Suddenly there was a new echoing splashing spilling sound and something gripped Adelaide about the leg. She let go of the box and clasped the end of the bed. The piled-up water must be coming in through the open window. Adelaide cried out and plunged toward the door. It was now impossible to lift her feet out of the racing water. She pulled herself round the door and fell towards the stairs, grabbing at the banisters. She managed to get her foot on to the lowest stair. The lighted torch was clasped in the palm of her hand and she saw the illumined flesh like alabaster as her hand reached out before her.
‘ADELAIDE, THE STAMPS, GET THE STAMPS!’
Bruno’s terrible cry was just above her.
As she reached the next step she managed to shift the torch and cast its ray up ahead of her. She shrieked. Bruno was standing at the top of the kitchen stairs, leaning against the newell post. He was wearing only the jacket of his pyjamas and his thin legs, like the legs of an insect, were bending at the knees. The great swollen head swayed above, checkered by the light into huge cubes, like a wooden head in a carnival. Bruno swayed, leaned forward, his thin twigs of hands grasping for the banister, his knees crumpling. The next moment he had fallen headlong, his head hurtling down into her shoulder. Adelaide dropped the torch and fell straight backwards, with Bruno on top of her, into the black surge of water below.
29
‘YOU KNOW,’ SAID Miles, ‘one can ac
tually hear the crack of the swallows’ beaks as they catch the flies. Listen.’
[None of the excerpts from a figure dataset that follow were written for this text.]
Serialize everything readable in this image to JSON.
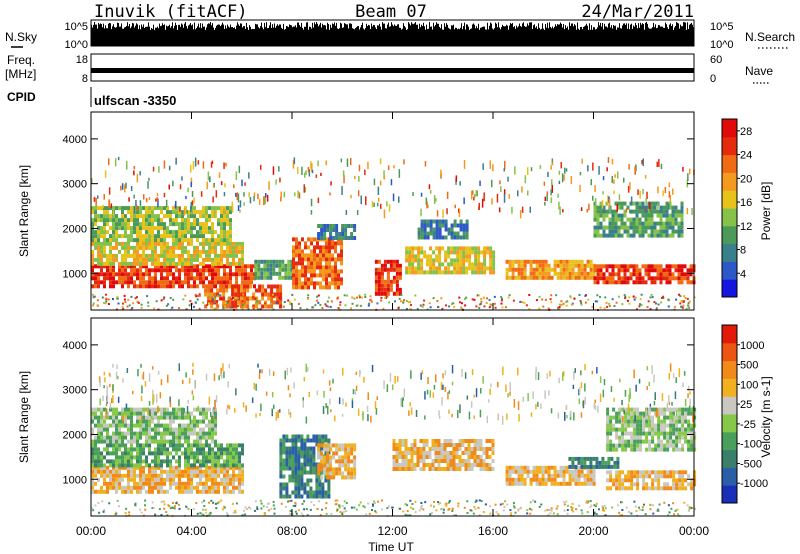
{
  "header": {
    "station": "Inuvik (fitACF)",
    "beam": "Beam 07",
    "date": "24/Mar/2011"
  },
  "top_panels": {
    "nsky_label": "N.Sky",
    "nsky_ticks": [
      "10^5",
      "10^0"
    ],
    "nsearch_label": "N.Search",
    "nsearch_ticks": [
      "10^5",
      "10^0"
    ],
    "freq_label_1": "Freq.",
    "freq_label_2": "[MHz]",
    "freq_ticks": [
      "18",
      "8"
    ],
    "nave_label": "Nave",
    "nave_ticks": [
      "60",
      "0"
    ],
    "cpid_label": "CPID",
    "cpid_value": "ulfscan -3350"
  },
  "chart_data": [
    {
      "type": "heatmap",
      "title": "",
      "xlabel": "Time UT",
      "ylabel": "Slant Range [km]",
      "x_ticks": [
        "00:00",
        "04:00",
        "08:00",
        "12:00",
        "16:00",
        "20:00",
        "00:00"
      ],
      "y_ticks": [
        1000,
        2000,
        3000,
        4000
      ],
      "ylim": [
        180,
        4600
      ],
      "colorbar": {
        "label": "Power [dB]",
        "ticks": [
          4,
          8,
          12,
          16,
          20,
          24,
          28
        ],
        "range": [
          0,
          30
        ],
        "colors": [
          "#1515e0",
          "#2d58c8",
          "#3a7f8c",
          "#4c9a5a",
          "#86c24a",
          "#e6c21a",
          "#f49a1e",
          "#f06b14",
          "#e52a0e",
          "#e10a0a"
        ]
      },
      "regions": [
        {
          "t0": 0.0,
          "t1": 6.5,
          "r0": 750,
          "r1": 1200,
          "level": 27
        },
        {
          "t0": 0.0,
          "t1": 6.0,
          "r0": 1200,
          "r1": 1700,
          "level": 17
        },
        {
          "t0": 0.0,
          "t1": 5.5,
          "r0": 1700,
          "r1": 2500,
          "level": 12
        },
        {
          "t0": 4.5,
          "t1": 7.5,
          "r0": 300,
          "r1": 750,
          "level": 22
        },
        {
          "t0": 6.5,
          "t1": 8.0,
          "r0": 900,
          "r1": 1300,
          "level": 9
        },
        {
          "t0": 8.0,
          "t1": 10.0,
          "r0": 700,
          "r1": 1800,
          "level": 24
        },
        {
          "t0": 9.0,
          "t1": 10.5,
          "r0": 1800,
          "r1": 2100,
          "level": 7
        },
        {
          "t0": 11.3,
          "t1": 12.3,
          "r0": 500,
          "r1": 1300,
          "level": 25
        },
        {
          "t0": 12.5,
          "t1": 16.0,
          "r0": 1000,
          "r1": 1600,
          "level": 18
        },
        {
          "t0": 13.0,
          "t1": 15.0,
          "r0": 1800,
          "r1": 2200,
          "level": 8
        },
        {
          "t0": 16.5,
          "t1": 20.0,
          "r0": 900,
          "r1": 1300,
          "level": 19
        },
        {
          "t0": 20.0,
          "t1": 24.0,
          "r0": 800,
          "r1": 1200,
          "level": 26
        },
        {
          "t0": 20.0,
          "t1": 23.5,
          "r0": 1800,
          "r1": 2600,
          "level": 11
        }
      ]
    },
    {
      "type": "heatmap",
      "title": "",
      "xlabel": "Time UT",
      "ylabel": "Slant Range [km]",
      "x_ticks": [
        "00:00",
        "04:00",
        "08:00",
        "12:00",
        "16:00",
        "20:00",
        "00:00"
      ],
      "y_ticks": [
        1000,
        2000,
        3000,
        4000
      ],
      "ylim": [
        180,
        4600
      ],
      "colorbar": {
        "label": "Velocity [m s-1]",
        "ticks": [
          "1000",
          "500",
          "100",
          "25",
          "-25",
          "-100",
          "-500",
          "-1000"
        ],
        "colors": [
          "#1a2fb8",
          "#2a5fa8",
          "#3a7f6a",
          "#4aa05a",
          "#86c84a",
          "#c8c8c0",
          "#f0b020",
          "#f28a1a",
          "#ec5512",
          "#e11a0a"
        ]
      },
      "regions": [
        {
          "t0": 0.0,
          "t1": 6.0,
          "r0": 700,
          "r1": 1300,
          "level": "-100"
        },
        {
          "t0": 0.0,
          "t1": 6.0,
          "r0": 1300,
          "r1": 1800,
          "level": "100"
        },
        {
          "t0": 0.0,
          "t1": 5.0,
          "r0": 1800,
          "r1": 2600,
          "level": "25"
        },
        {
          "t0": 7.5,
          "t1": 9.5,
          "r0": 600,
          "r1": 2000,
          "level": "500"
        },
        {
          "t0": 9.0,
          "t1": 10.5,
          "r0": 1000,
          "r1": 1800,
          "level": "-100"
        },
        {
          "t0": 12.0,
          "t1": 16.0,
          "r0": 1200,
          "r1": 1900,
          "level": "-100"
        },
        {
          "t0": 16.5,
          "t1": 20.0,
          "r0": 900,
          "r1": 1300,
          "level": "-100"
        },
        {
          "t0": 19.0,
          "t1": 21.0,
          "r0": 1300,
          "r1": 1500,
          "level": "500"
        },
        {
          "t0": 20.5,
          "t1": 24.0,
          "r0": 800,
          "r1": 1200,
          "level": "-100"
        },
        {
          "t0": 20.5,
          "t1": 24.0,
          "r0": 1700,
          "r1": 2600,
          "level": "25"
        }
      ]
    }
  ]
}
‘They’re early this year,’ said Diana. ‘I wish they’d stay here with us and not go on somewhere else.’
‘I don’t blame them. They’re making for some peaceful country farm house.’
It was a quiet sunny evening, one of those spring evenings which have the intensity of autumn, when growing things vibrate with colour and seem to breathe out silence. Miles and Diana were walking very slowly through Brompton Cemetery. They were near the centre now, where sounds from the Fulham Road and the Old Brompton Road had faded to a distant hum like the murmur of insects. Miles and Diana sat down on a seat. Miles put his arm round her shoulder.
‘How quiet it is here, it’s like the country. I don’t see why the swallows shouldn’t stay.’